Climbing Eldorado Canyon, in the snow

February 10, 2008 at 8:55 pm

Saturday was a beautiful day in Northern Colorado. Temperatures topped out at nearly 55F (~13C) in the Fort, and the sun felt great. On Sunday morning, my parents left Colorado, and Kevin headed back to Denver. Mark and I got up early, packed our bags and then drove down to Eldorado Canyon for a day of trad climbing – just the two of us. There are a few pictures from the day in the gallery.

We realized at some point in the last few days that Mark and I had not climbed together, as a pair of partners, with nobody else around, for several months. We thought that it would be nice to get back out on the rock for a quiet day of adventure. When we left Fort Collins on Sunday morning the Front Range was covered in a thick lenticular cloud, but we could see sun over the mountains. As we pulled in to Eldorado Canyon, it seemed the cloud had been pushed higher over the mountain. The canyon was dark, cold and covered in snow. Mark declared that he had not driven an hour and half and paid $6 to not climb, so we bundled up and headed to the Whale’s Tail.

We roped up for the creepy traverse across to the ledge at the bottom of the formation, but I’m not sure that the route we took across in the morning really warranted it. As Mark was racking up for the first climb, the clouds receded, the sun began creeping down the canyon towards us. By the time he was off the ground the rock was warm and sun-lit, and the weather was officially beautiful. It was quiet in the canyon, too. We could see and hear only one other distant pair of climbers for most of our day there, which is wonderful in a place which is normally so busy that rap lines land on leaders and rocks fall on crowds below almost every weekend.

(1) West Crack (5.2 or 5.4) – The first climb of the morning was a great one. This crack was long, exposed, took great pro and was an all around aesthetic climb. Mark and I both had huge smiles on our faces when we came down from this one. It felt simply like the reason trad climbing had been invented. Note, though, the route took most of our 60m rope. If you have less than a 58m rope, I don’t think you’ll reach the ground from the rap anchor.

Mark Ties His Knot

(2) West Dihedral (5.2 or 5.4) – Mark and I spent some time discussing how best to climb this route and then set a TR on the middle slab and then clean that TR anchor and come off the rock from the rap anchor above. Once Mark had led the dihedral, he ended up building an anchor up and left of the overhanging crux, and worked out great for the slab. He ran up the dihedral, placing only 4 pieces of pro before the anchor, and I had no problem with it either.

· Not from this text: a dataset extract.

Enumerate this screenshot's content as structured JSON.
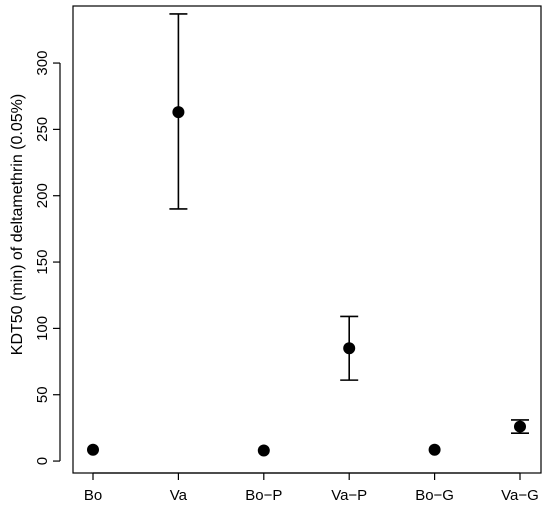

(3) West Face (5.6 X) – This slab climb was long and fun. It had a few thin parts, but Mark climbed it in his old rental shoes with no problem. I think it’s worth doing on TR if you’re in the area, not worth risking your life over as a lead or free-solo. But that’s just MHO. After Mark climbed it, he climbed above our anchor back to the rappel anchor on top of the rock, and then set up the rappel. He cleaned the anchor for the slab on rappel, on his way down, which involved a bit of aerial ballet but nothing too crazy.

As we pulled the rope from this last climb, another couple climbed over to our ledge, and the sun began to touch the edge of the canyon on the far side. We packed up our gear, and Mark lead back across the ledge to our stuff in the gulley next to us. This time, he took “the low road” which ended up having a very exposed technical downclimb move that Mark protected well. It was an exciting way to finish the day, and made me feel like we had just gotten in another whole pitch of climbing. By this time, the canyon was starting to feel crowded again, and we met a guided group of about 6 climbers looking to get on our climbs as we packed up in the last of the sunshine. We chatted with the other climbers and then hiked out in the new shade of the sunset, which ended up being around 3p. The days are short in a steep canyon like Eldo, but I think we managed to squeeze a perfect climbing day out of this one. Mark and I got to be alone together in the sun, in a dramatic and beautiful place, doing what we loved.